John Blackford Van Meter was an American clergyman and educator.
Background
Van Meter was born on September 6, 1842, in Philadelphia, Pennsylvania. His father was Thomas Hurley Van Meter, of Dutch descent, and his mother, Johnetta (Blackford) Van Meter, whose ancestors were English and French.
When the boy was about four years old, his father died, and some years later the family removed to Baltimore, Maryland.
Education
Van Meter was graduated in 1859, from the Male Central High School (later Baltimore City College). In recognition of his scholarly and other achievements, several institutions later granted him honorary degrees.
Career
For several years, Van Meter taught in the public schools of Baltimore, and during 1868-69, was principal of the Male Academic and Female Collegiate Institute at Westminster, a Methodist institution. He began preaching in the Methodist Episcopal Church in 1864, and was ordained deacon in 1866 and elder in 1868. He had charge of circuits in Maryland and Pennsylvania (1864 - 68), and later held pastorates in Washington, D. C. , Plainfield, New Jersey, and Baltimore.

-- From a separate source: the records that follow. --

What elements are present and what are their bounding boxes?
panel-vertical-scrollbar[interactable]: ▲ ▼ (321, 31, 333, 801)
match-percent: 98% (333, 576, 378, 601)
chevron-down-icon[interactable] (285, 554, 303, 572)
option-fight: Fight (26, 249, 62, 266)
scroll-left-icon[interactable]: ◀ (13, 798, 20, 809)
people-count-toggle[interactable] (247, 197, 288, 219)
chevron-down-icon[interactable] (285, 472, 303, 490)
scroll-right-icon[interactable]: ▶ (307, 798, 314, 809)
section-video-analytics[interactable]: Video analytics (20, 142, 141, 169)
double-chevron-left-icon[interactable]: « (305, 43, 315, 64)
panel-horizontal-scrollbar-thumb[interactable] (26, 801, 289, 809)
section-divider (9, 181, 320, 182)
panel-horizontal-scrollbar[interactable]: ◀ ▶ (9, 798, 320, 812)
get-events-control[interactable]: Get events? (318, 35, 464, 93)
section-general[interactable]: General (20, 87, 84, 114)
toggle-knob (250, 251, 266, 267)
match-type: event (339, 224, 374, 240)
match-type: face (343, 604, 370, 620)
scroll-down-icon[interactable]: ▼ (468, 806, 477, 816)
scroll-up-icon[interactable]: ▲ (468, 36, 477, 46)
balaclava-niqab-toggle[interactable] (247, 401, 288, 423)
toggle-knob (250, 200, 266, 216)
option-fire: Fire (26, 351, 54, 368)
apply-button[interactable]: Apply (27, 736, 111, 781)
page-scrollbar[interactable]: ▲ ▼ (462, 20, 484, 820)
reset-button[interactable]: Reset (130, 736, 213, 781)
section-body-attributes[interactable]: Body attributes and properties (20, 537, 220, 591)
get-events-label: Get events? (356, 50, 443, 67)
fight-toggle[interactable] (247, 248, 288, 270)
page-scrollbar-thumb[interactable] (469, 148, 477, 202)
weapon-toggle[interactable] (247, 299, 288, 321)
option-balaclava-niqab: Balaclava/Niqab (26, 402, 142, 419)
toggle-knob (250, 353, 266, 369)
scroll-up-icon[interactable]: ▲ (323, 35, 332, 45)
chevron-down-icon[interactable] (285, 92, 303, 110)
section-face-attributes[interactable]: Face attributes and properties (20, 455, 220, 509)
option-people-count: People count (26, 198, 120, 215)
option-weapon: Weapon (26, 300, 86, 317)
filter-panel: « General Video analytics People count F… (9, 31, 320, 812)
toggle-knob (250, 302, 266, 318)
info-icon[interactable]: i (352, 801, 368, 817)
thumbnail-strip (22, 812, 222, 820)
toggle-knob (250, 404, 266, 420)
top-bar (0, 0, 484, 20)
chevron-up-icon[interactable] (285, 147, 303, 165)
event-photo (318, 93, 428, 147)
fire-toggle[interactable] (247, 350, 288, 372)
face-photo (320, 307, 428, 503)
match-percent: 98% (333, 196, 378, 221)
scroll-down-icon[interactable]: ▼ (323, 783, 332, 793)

For ten years (1872 - 81), he was a chaplain in the United States Navy, being for a time stationed at the naval academy at Annapolis. He resigned the position to take charge of the Huntington Avenue Methodist Episcopal Church in Baltimore. There he was closely associated with John Franklin Goucher, pastor of the First Methodist Church, in the founding of the Woman's College of Baltimore (later Goucher College). Though the institution came into existence under the auspices of the Baltimore Conference of the Methodist Episcopal Church, the success of the undertaking was largely due to the efforts of these two men.
From 1882 to 1885, Van Meter was a member of the publishing committee of the Baltimore Methodist, through which was carried on the campaign for funds for the college. He was a member of all important committees of the Conference connected with its founding and of the board of trustees (1885-88, 1914 - 30). In 1888, when the college was opened, he was appointed a professor of psychology, ethics, and the Bible, the first member of the faculty to be named. In 1914, he was retired with the rank of professor emeritus.
He was dean of the college from 1892 to 1910 and acting president from 1911 to 1913. But, as President Goucher was frequently absent for long periods, Van Meter was the real administrator of the institution during much of his connection with it. Van Meter largely shaped and maintained the educational policy of the college, a pioneer in the modern educational movement for women in the South, and who placed it among the best colleges of the country. It is a tribute to his zeal and ability that, though the college was practically bankrupt in 1911 when he became acting head, its high scholastic standards were intact.
Van Meter died in Baltimore in 1930.
Achievements
Personality
On the intellectual and spiritual ideals of its students, Van Meter also exerted much influence. He was kindly, delightfully humorous, and so broadly tolerant as to be subjected to criticism for religious heresy.
Connections
On December 19, 1866, Van Meter married Lucinda Cassell of Westminster, Maryland, by whom he had two daughters.